Table 6 Performance measure for the balanced dataset with different depths and kernel sizes

From Table 6, it is clear that kernel size 3 × 3 outperforms the other kernel sizes irrespective of the variation in the depth. Also slight increase in the depth gives more accurate results. Highest accuracies are shown in bold. The architecture yielding highest accuracy is shown in Fig. 2, and the corresponding parameters of our proposed method are shown in Table 7.

Table 7 Parameters of the proposed method

The performance measure of our proposed method compared with those reported in the literature [1, 2, 15] is shown in Table 8. Experimental results show that the proposed methodology can effectively recognize the maize diseases.

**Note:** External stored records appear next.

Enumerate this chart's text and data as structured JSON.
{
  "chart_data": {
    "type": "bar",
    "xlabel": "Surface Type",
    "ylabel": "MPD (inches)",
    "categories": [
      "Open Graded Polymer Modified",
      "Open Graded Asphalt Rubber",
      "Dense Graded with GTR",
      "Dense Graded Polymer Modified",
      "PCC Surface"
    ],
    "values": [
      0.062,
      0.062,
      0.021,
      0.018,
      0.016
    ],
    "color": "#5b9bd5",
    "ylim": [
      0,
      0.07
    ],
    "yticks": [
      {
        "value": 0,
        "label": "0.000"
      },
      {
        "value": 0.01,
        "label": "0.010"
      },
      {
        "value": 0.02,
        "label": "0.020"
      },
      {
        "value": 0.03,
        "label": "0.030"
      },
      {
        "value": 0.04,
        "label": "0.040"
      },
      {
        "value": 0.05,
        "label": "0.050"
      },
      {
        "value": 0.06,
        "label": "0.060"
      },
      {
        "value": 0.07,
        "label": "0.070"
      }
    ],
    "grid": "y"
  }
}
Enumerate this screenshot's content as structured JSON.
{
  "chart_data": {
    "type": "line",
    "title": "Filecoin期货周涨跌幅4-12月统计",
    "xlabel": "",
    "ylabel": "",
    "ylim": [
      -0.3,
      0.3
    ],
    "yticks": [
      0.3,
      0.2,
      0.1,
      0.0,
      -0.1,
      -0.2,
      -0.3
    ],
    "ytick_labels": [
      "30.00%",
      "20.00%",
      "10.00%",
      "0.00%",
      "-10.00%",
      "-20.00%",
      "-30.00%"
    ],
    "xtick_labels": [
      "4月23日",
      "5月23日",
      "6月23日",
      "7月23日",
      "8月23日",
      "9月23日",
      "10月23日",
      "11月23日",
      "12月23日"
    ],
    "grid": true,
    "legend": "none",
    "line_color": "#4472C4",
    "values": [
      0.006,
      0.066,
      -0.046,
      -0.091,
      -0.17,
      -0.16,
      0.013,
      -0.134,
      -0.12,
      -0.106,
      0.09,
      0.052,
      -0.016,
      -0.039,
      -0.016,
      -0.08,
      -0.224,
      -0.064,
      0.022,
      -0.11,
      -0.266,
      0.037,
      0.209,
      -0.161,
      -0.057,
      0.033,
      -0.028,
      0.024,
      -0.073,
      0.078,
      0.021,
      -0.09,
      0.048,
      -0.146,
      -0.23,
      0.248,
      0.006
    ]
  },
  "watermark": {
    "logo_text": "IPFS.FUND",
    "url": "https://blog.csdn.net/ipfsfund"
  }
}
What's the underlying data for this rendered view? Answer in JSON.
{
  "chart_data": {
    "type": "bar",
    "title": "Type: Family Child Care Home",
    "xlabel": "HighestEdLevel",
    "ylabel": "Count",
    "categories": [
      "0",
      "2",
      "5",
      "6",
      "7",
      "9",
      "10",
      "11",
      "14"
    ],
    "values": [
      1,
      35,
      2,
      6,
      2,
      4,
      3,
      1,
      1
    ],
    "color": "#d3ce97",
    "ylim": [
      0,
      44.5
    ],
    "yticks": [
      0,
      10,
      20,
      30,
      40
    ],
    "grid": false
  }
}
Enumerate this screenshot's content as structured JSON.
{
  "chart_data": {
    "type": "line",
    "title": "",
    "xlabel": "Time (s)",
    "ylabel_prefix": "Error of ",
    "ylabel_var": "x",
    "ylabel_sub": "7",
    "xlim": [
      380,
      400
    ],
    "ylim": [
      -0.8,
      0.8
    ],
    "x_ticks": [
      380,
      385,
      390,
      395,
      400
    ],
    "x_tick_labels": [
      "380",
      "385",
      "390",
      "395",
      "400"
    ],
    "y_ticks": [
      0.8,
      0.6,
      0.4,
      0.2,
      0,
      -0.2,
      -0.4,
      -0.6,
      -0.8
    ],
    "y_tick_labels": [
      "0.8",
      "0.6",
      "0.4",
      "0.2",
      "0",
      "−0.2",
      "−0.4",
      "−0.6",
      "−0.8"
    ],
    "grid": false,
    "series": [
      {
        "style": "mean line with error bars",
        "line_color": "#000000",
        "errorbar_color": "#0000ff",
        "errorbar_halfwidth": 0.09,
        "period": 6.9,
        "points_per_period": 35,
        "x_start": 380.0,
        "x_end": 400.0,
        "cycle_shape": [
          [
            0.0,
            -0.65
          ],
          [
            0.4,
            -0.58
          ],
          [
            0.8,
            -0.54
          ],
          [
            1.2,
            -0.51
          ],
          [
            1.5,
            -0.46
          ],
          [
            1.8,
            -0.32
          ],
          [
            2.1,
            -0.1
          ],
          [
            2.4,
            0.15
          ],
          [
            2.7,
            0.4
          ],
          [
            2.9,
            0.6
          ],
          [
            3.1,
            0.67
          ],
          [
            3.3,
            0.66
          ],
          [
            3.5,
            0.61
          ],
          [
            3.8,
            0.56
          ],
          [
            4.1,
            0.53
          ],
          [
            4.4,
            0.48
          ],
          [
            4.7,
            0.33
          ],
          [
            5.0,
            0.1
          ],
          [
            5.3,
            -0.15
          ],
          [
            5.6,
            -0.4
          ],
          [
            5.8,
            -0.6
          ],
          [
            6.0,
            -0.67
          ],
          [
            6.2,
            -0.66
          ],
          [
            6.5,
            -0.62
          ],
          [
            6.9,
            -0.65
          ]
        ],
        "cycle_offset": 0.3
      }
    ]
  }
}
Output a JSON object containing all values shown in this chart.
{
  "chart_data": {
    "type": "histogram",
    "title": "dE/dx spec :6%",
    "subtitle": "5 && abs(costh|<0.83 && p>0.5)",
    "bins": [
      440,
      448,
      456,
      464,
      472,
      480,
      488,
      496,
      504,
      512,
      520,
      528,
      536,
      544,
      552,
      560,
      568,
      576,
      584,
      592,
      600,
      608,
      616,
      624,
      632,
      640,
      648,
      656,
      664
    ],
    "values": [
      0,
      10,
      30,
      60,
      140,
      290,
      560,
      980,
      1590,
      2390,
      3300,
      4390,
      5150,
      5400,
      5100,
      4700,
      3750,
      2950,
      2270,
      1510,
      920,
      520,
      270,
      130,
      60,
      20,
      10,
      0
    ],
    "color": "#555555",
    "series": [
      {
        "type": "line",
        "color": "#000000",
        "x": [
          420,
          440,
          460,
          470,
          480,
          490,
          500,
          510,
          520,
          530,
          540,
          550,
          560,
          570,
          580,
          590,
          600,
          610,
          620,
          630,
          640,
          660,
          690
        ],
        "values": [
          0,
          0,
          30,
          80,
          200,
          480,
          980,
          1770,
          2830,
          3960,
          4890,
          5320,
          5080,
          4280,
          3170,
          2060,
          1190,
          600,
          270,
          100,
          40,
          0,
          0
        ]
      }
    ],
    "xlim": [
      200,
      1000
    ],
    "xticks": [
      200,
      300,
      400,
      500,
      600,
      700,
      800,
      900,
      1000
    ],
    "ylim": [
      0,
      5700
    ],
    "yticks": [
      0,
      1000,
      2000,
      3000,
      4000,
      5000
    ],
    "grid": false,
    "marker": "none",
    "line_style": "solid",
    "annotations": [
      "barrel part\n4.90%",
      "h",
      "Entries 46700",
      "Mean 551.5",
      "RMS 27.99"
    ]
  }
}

Table 8 Comparison of our proposed method with other methods

In [1, 2, 15], the experiments are carried out with lesser number of images only and those images were collected from various sources. In our work, we have used images only from the PlantVillage dataset. We have carried out the data augmentation and worked with a total of 4365 images.

4 Conclusion

A deep convolutional neural network (CNN)-based architecture (Modified LeNet) for the classification of maize leaf disease is proposed, and its usage has been explored in detail. This method focuses on classifying the various diseases of maize leaves by learning the local and global features together. Also, in this paper we have studied the potential efficiency of the LeNet architecture for plant leaf disease classification by varying the parameters like kernel size and depth. From this study, we infer that kernel of size 3 × 3 is better suited for maize leaf disease classification. Further, this proposed CNN can also be used for other plant leaf disease classification.